Я сжал руками виски и качнулся от новой порции информации. Еще и какой-то «советник хренов» на мою голову нарисовался! Бабка тут же пришла в страшное волнение, побелела и сделала такое движение, словно собиралась подхватить меня на руки. Тот факт, что расстановка сил была явно не в ее пользу, старушку не смущал, и я отчетливо понял, что она и правда сейчас бросится таскать меня «на ручках».

— Мне нормально. Только давайте пока без новых имен! И так голова кругом, — промычал я и решил на этом сделать паузу и отложить дознание о том, кто такие Никодим Ерофеевич, Петр Михайлович, хренов советник, Журка и прочие, тем более что в животе предательски заурчало.

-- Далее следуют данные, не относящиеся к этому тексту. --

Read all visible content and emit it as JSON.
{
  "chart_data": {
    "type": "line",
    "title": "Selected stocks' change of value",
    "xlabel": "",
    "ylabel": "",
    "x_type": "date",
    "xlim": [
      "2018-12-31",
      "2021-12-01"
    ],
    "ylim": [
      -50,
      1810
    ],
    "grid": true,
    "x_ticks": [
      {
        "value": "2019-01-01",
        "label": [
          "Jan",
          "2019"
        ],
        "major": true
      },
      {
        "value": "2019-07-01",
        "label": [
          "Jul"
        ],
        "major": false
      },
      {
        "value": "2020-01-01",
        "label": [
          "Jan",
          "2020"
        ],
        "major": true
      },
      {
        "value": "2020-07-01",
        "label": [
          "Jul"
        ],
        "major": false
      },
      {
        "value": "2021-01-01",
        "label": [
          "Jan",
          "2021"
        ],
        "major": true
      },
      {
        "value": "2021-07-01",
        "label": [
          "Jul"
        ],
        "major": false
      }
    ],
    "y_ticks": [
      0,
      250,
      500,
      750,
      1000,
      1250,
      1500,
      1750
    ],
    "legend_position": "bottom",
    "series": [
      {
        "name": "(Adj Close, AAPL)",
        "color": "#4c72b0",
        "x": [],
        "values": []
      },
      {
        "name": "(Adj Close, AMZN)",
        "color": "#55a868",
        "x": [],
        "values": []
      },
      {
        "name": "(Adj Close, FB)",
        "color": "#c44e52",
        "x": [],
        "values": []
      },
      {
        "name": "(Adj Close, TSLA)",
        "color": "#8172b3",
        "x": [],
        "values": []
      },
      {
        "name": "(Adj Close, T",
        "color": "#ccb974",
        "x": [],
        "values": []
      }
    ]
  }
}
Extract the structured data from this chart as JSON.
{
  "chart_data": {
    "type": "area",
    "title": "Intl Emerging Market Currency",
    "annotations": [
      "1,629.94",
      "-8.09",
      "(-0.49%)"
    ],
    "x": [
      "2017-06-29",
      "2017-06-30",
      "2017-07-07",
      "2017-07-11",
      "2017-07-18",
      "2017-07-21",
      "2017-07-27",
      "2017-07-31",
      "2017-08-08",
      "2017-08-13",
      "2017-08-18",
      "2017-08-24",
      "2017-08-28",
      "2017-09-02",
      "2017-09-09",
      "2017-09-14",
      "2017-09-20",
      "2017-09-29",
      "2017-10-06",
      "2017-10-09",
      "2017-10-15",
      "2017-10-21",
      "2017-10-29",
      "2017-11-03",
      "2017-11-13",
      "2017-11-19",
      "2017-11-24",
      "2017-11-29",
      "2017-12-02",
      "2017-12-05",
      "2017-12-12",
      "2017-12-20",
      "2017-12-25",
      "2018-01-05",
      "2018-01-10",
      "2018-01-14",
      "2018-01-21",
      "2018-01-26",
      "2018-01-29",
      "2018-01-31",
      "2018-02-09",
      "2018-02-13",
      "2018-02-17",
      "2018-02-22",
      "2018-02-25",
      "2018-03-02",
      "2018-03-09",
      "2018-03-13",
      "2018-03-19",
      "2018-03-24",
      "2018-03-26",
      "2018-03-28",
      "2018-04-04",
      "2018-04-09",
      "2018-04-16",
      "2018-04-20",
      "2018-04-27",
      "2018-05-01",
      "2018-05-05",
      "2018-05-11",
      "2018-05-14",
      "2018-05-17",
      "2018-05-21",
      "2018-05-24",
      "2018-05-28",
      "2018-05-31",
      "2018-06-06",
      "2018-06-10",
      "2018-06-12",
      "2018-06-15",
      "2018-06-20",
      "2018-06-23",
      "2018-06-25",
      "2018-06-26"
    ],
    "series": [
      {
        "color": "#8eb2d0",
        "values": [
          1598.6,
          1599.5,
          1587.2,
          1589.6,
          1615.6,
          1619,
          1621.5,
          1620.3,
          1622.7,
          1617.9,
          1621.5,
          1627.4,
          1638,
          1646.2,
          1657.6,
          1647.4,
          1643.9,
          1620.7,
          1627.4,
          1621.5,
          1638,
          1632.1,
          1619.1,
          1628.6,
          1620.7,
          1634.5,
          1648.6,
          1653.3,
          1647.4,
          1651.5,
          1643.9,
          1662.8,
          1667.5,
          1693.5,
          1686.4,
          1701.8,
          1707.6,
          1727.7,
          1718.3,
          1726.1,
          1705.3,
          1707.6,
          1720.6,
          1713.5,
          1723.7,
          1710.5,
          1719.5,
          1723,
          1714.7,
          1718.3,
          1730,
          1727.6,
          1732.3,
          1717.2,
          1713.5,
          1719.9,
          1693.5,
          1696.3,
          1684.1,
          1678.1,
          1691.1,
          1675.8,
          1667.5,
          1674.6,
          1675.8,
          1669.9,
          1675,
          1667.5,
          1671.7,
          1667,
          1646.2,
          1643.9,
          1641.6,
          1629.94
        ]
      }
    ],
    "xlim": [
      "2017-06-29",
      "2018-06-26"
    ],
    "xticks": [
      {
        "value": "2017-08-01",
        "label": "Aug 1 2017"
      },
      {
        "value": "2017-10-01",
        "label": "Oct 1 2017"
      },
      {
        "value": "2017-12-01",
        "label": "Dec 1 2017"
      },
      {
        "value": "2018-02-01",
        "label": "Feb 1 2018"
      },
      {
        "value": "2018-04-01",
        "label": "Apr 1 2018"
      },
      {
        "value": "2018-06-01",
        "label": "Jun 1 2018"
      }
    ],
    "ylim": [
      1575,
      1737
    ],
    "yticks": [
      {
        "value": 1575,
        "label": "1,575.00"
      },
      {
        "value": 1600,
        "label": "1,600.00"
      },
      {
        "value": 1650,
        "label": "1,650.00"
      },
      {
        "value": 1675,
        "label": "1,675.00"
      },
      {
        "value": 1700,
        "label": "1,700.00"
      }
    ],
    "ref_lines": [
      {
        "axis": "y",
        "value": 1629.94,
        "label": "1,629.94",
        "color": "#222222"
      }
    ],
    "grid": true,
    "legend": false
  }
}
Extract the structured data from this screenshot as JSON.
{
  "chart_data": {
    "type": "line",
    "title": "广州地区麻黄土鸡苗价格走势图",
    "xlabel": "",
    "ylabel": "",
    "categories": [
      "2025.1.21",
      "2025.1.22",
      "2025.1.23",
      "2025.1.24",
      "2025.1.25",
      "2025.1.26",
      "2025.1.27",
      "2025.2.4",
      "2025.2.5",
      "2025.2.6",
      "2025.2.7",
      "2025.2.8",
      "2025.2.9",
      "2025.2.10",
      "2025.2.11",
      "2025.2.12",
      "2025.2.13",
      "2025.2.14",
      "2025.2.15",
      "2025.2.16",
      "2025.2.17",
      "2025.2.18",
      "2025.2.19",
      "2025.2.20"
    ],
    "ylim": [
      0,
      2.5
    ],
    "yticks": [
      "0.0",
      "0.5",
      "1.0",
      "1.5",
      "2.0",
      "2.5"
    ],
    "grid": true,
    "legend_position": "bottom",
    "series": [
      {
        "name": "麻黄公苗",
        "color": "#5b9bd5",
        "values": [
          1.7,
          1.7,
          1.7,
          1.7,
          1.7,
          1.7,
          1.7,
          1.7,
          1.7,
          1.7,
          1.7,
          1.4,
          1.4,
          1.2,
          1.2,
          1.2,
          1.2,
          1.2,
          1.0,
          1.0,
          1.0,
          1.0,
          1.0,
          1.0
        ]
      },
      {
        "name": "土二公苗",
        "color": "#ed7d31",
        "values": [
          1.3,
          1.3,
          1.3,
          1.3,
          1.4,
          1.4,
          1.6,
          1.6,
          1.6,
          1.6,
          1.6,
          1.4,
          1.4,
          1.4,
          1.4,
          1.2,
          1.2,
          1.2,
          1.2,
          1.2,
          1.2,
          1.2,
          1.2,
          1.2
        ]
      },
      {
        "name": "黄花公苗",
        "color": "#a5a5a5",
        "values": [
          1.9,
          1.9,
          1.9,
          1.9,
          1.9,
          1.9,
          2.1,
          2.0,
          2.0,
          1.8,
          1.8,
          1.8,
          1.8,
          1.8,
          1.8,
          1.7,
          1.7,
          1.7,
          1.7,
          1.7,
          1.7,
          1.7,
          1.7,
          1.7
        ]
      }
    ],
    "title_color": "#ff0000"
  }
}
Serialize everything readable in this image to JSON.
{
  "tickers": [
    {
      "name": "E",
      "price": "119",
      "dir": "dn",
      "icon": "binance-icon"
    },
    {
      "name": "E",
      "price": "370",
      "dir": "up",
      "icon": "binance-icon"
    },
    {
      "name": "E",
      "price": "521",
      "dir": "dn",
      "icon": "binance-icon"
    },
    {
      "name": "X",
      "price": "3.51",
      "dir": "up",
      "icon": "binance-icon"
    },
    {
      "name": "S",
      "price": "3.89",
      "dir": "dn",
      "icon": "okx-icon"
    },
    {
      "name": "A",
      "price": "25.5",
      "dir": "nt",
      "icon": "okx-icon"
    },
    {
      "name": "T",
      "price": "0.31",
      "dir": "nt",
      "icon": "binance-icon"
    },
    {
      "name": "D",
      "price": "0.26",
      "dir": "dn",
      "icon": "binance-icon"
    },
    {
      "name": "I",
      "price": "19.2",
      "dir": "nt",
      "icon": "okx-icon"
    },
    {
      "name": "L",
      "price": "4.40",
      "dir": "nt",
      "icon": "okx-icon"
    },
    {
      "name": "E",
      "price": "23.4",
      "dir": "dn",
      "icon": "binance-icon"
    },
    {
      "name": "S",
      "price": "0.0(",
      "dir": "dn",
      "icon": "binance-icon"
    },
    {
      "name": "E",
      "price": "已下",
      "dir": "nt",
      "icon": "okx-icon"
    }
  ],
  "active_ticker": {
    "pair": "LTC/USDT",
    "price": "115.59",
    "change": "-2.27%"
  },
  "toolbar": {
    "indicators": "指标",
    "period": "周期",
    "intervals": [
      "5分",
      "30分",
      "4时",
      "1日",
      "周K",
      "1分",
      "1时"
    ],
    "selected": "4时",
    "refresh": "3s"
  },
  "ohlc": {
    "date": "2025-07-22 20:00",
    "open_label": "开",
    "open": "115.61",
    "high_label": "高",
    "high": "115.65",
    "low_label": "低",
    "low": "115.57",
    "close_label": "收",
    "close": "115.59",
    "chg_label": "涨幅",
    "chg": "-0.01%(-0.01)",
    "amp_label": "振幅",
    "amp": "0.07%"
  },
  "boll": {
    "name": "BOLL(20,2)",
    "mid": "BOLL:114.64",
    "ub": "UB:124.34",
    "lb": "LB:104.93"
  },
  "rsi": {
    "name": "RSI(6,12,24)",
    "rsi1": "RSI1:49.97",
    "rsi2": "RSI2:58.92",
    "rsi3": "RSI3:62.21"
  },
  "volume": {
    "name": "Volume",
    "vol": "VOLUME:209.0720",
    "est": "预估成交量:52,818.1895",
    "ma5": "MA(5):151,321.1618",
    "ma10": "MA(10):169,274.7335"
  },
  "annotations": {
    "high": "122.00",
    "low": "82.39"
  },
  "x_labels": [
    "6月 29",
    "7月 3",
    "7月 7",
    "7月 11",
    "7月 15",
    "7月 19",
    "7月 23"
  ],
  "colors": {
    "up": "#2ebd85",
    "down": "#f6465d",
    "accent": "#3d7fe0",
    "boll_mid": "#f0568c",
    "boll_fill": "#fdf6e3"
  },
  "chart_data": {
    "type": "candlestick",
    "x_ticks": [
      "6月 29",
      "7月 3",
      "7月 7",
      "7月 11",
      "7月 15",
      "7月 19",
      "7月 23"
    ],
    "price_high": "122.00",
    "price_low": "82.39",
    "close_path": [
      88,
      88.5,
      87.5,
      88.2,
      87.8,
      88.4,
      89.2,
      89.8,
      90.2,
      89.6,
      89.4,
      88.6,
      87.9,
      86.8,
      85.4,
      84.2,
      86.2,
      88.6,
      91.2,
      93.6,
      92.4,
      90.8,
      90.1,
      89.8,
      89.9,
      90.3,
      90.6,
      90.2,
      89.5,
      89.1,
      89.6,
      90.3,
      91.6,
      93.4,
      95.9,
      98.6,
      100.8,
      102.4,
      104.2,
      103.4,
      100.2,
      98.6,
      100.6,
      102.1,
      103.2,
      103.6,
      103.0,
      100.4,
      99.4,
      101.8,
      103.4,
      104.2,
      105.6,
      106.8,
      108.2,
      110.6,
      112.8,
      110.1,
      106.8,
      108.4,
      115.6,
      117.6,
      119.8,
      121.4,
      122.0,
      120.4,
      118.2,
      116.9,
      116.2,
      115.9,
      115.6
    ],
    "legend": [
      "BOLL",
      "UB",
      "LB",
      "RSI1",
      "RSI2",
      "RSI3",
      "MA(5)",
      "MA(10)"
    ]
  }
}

— Это головушка от голода кружится, Митенька! — всплеснула ручками тетушка и вдруг зычно гаркнула в сторону девки, которая давеча храпела в кресле подле моей кровати. — Херосинья! Накрывай на стол!

«Кто ж такая “Журка”?» — подумалось мне. Жирный кот, показавшись в проеме, нагло подмигнул мне и снова исчез, на прощанье тиранувшись выгнутой спиной о дверной косяк.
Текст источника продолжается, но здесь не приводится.